Magica Torino
Che la città di Torino sia da sempre scenario ideale di storie esoteriche, così come di thriller o di horror diventati ormai dei veri e propri cult, è cosa risaputa. Non a caso, dunque, sono in molti, ancora oggi, a volerla scegliere come location per le proprie creazioni. Come dare loro torto, d’altronde? Perché, di fatto, l’affascinante capoluogo piemontese sembra davvero nascondere misteriosi segreti ed avere parecchi aspetti nascosti di cui in pochi sospettano l’esistenza.
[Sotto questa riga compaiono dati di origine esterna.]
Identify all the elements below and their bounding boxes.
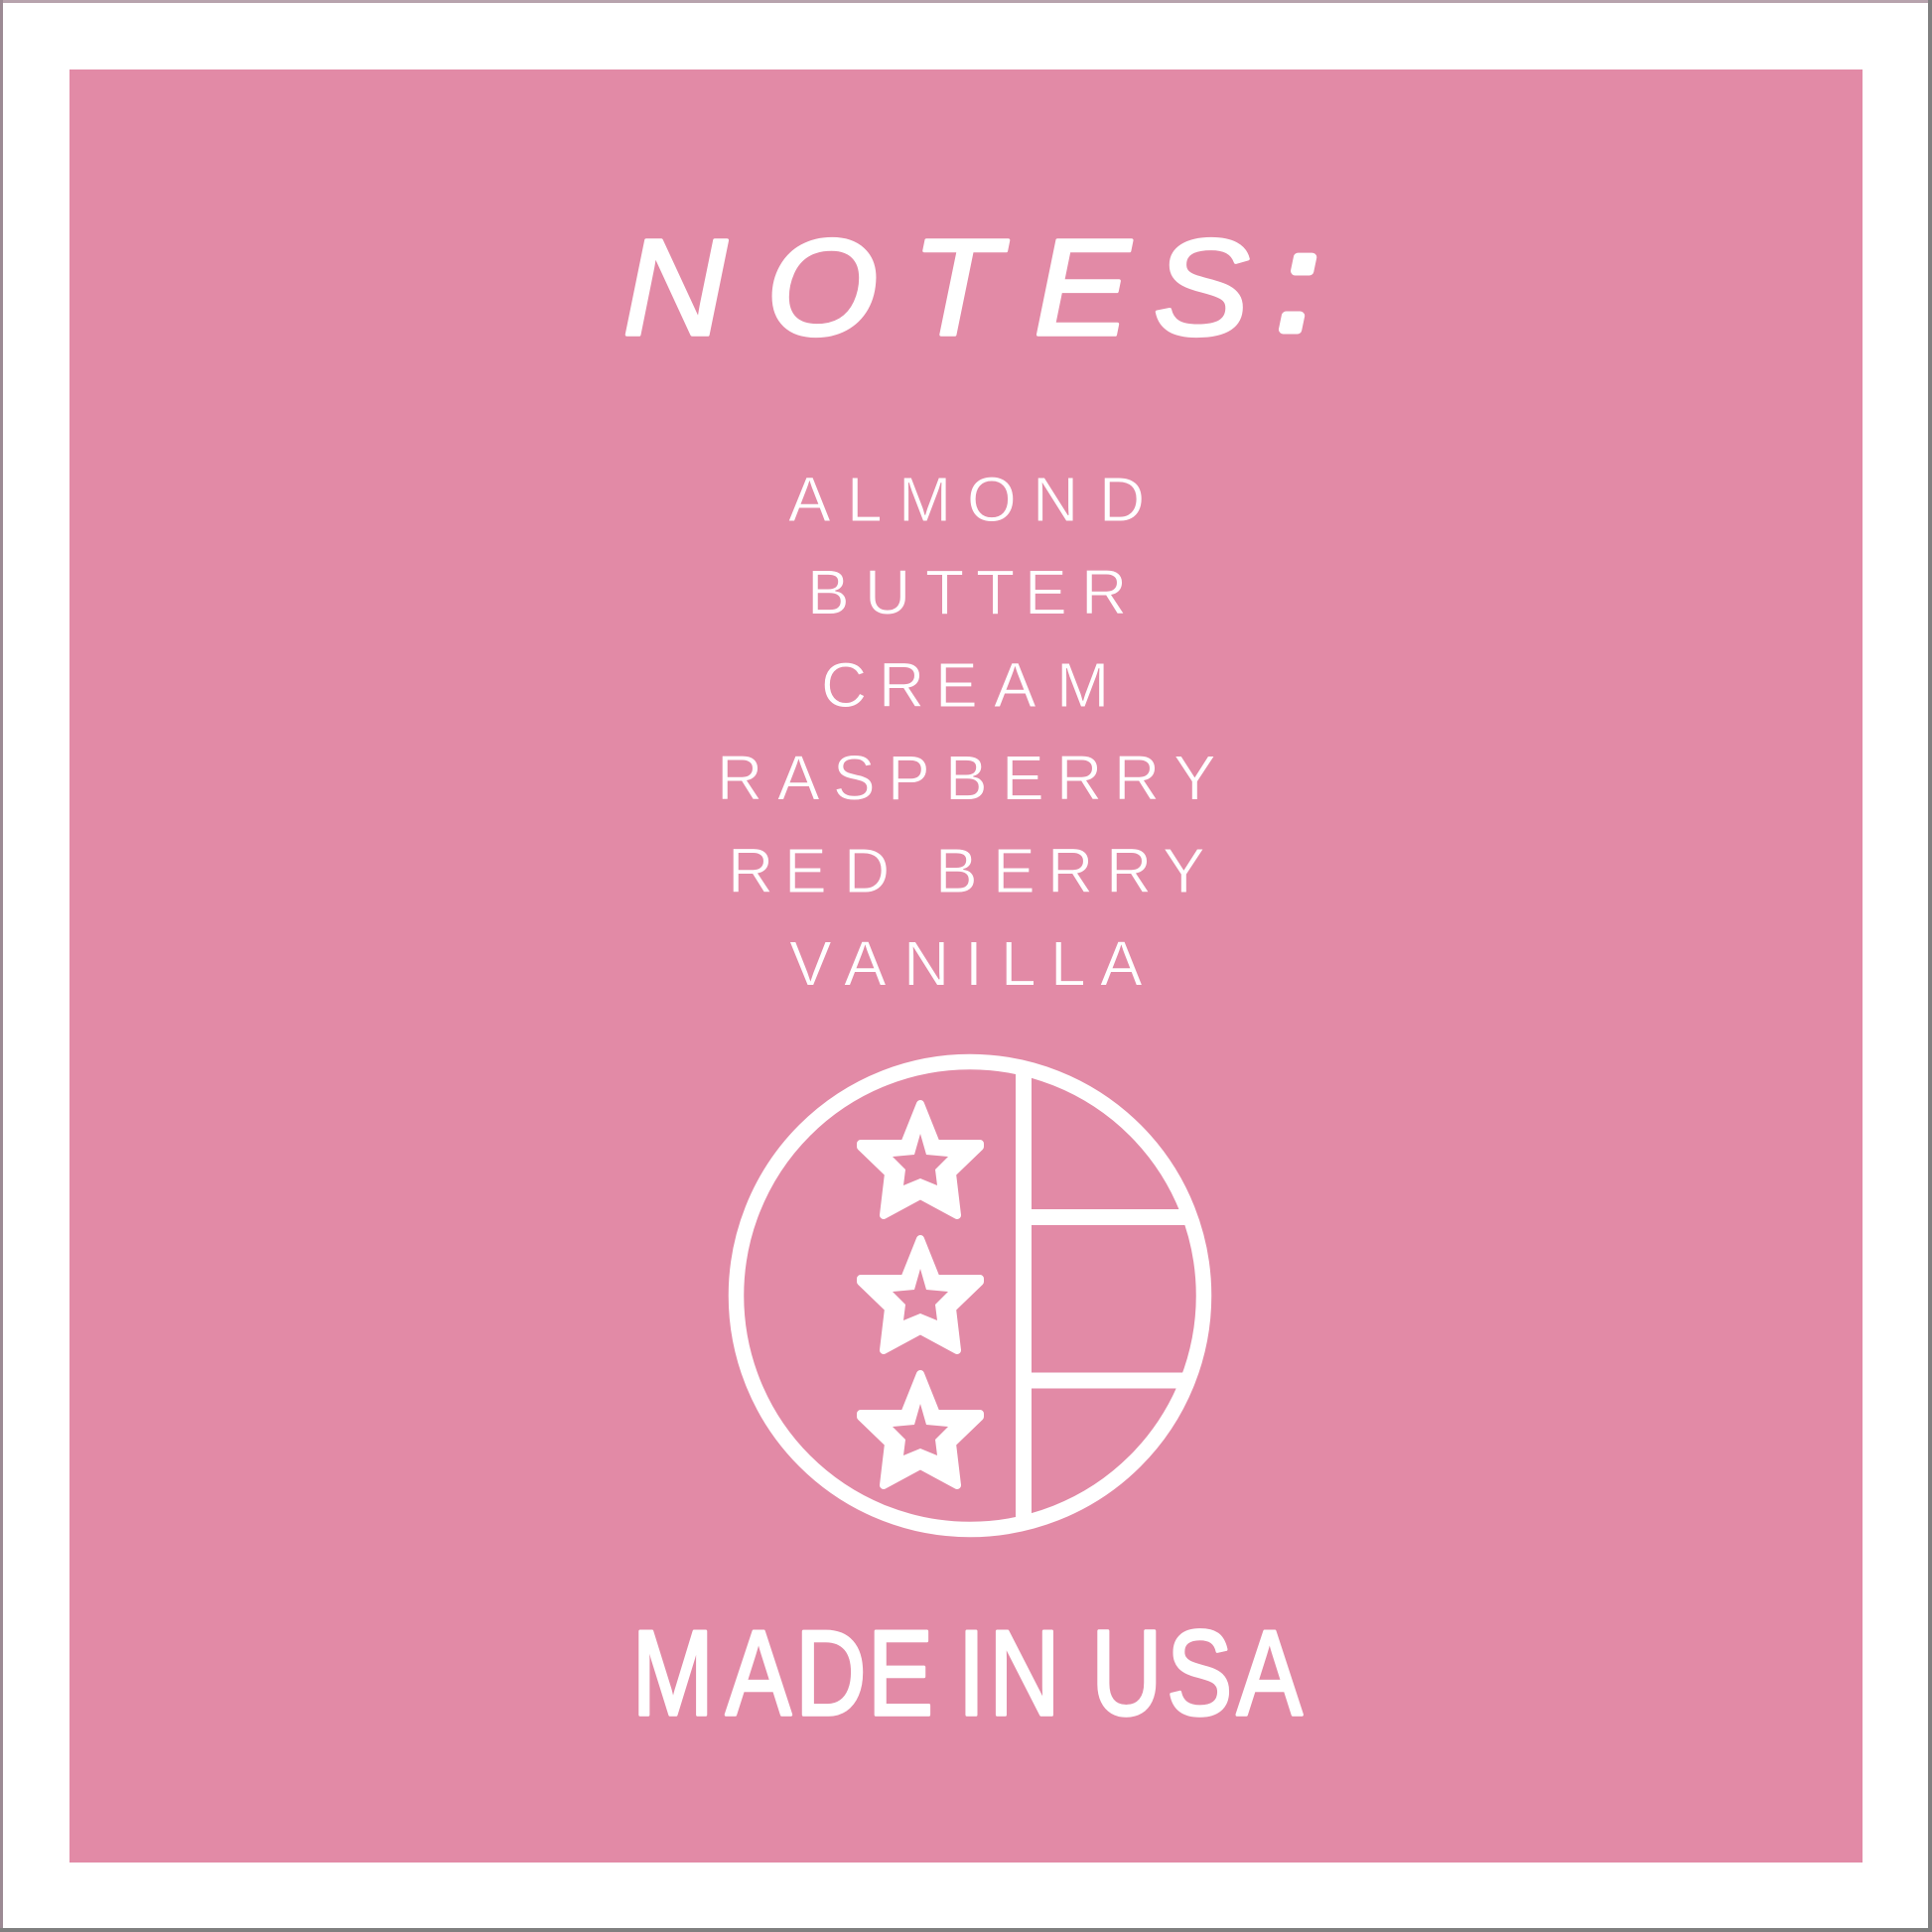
- note: vanilla: VANILLA: [789, 927, 1143, 999]
- note: raspberry: RASPBERRY: [717, 743, 1216, 814]
- icon: star 2: [861, 1239, 980, 1350]
- made in usa label: MADE IN USA: [632, 1605, 1303, 1740]
- icon: USA flag in circle: [737, 1062, 1203, 1529]
- icon: star 3: [861, 1374, 980, 1485]
- list of flavor notes: [717, 464, 1216, 999]
- note: butter: BUTTER: [807, 556, 1127, 627]
- title: NOTES: [622, 211, 1250, 364]
- note: cream: CREAM: [821, 649, 1109, 721]
- title: :: [1278, 207, 1317, 359]
- note: almond: ALMOND: [788, 464, 1145, 535]
- icon: star 1: [861, 1104, 980, 1215]
- icon: three stars: [861, 1104, 980, 1485]
- note: red berry: RED BERRY: [728, 835, 1205, 906]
Almeno, questa è l’impressione che si ha. Uno degli ultimi autori ad averla scelta per il proprio lungometraggio, ad esempio, è Louis Nero – figlio del grandissimo Franco Nero – il quale con il suo The Broken Key ha voluto mettere in scena un singolare thriller fantascientifico, che si fa principalmente apologia delle Arti e del loro potere salvifico. Un prodotto dagli ottimi intenti, senza dubbio. Eppure, malgrado le buone intenzioni iniziali, purtroppo il risultato finale è un film decisamente maldestro, con scelte registiche e di sceneggiatura non particolarmente azzeccate e che arranca fino Ai titoli di coda con una serie di trovate poco convincenti.
La storia che qui ci viene raccontata è ambientata in un futuro non troppo lontano. La Zirmugh Corporation, la “Grande Z”, sembra ormai controllare il mondo e, dal momento che una severa legge sull’eco-sostenibilità dei prodotti regna sovrana, anche stampare la carta è considerato reato. Sarà compito del giovane ricercatore inglese Arthur J. Adams trovare il frammento mancante di un antico papiro, dal quale dipende la salvezza dell’umanità intera. Gli ostacoli, però, non saranno pochi, a partire dalla misteriosa catena di omicidi apparentemente legati ai sette peccati capitali.
Di carne a fuoco, come si può ben vedere, c’è n’è molta. Troppa, a dir la verità. E i problemi nel gestire tutti questi elementi si fanno sentire eccome. Se a questo aggiungiamo una regia eccessivamente incosciente, un montaggio che vede ingiustificate dissolvenze al nero all’interno di una stessa scena ed attori che, probabilmente a causa della direzione stessa, non sono mai al massimo delle loro prestazioni, ecco che un lungometraggio potenzialmente interessante, che avrebbe potuto affermarsi come uno dei più articolati film di genere prodotti in Italia oggi, finisce ben presto per sgonfiarsi come un palloncino, suscitando, di quando in quando, anche qualche imbarazzata risatina involontaria.
Eppure, grazie soprattutto ai numerosi riferimenti alla letteratura (in particolare alla “Divina Commedia” di Dante Alighieri) ed alla storia dell’arte (a Hieronymus Bosch in primis) – trovate, queste, che spesso e volentieri hanno salvato in corner prodotti altrimenti insufficienti – di spunti interessanti ce n’erano eccome. Non sempre è facile, però, rendere sul grande schermo ciò che inizialmente si ha in mente.
Ad un lavoro come The Broken Key, tuttavia, un merito va di certo riconosciuto: come già è stato accennato, indubbie sono le ottime intenzioni del regista stesso, il quale, nella sua ingenuità dovuta evidentemente alla poca esperienza, ma anche a non poche difficoltà dal punto di vista produttivo, ha comunque dimostrato onestà e buona fede. Cosa, questa, che – se pensiamo ai numerosi lungometraggi che furbamente tentano di ingraziarsi il pubblico con becere trovate – di certo gli fa onore.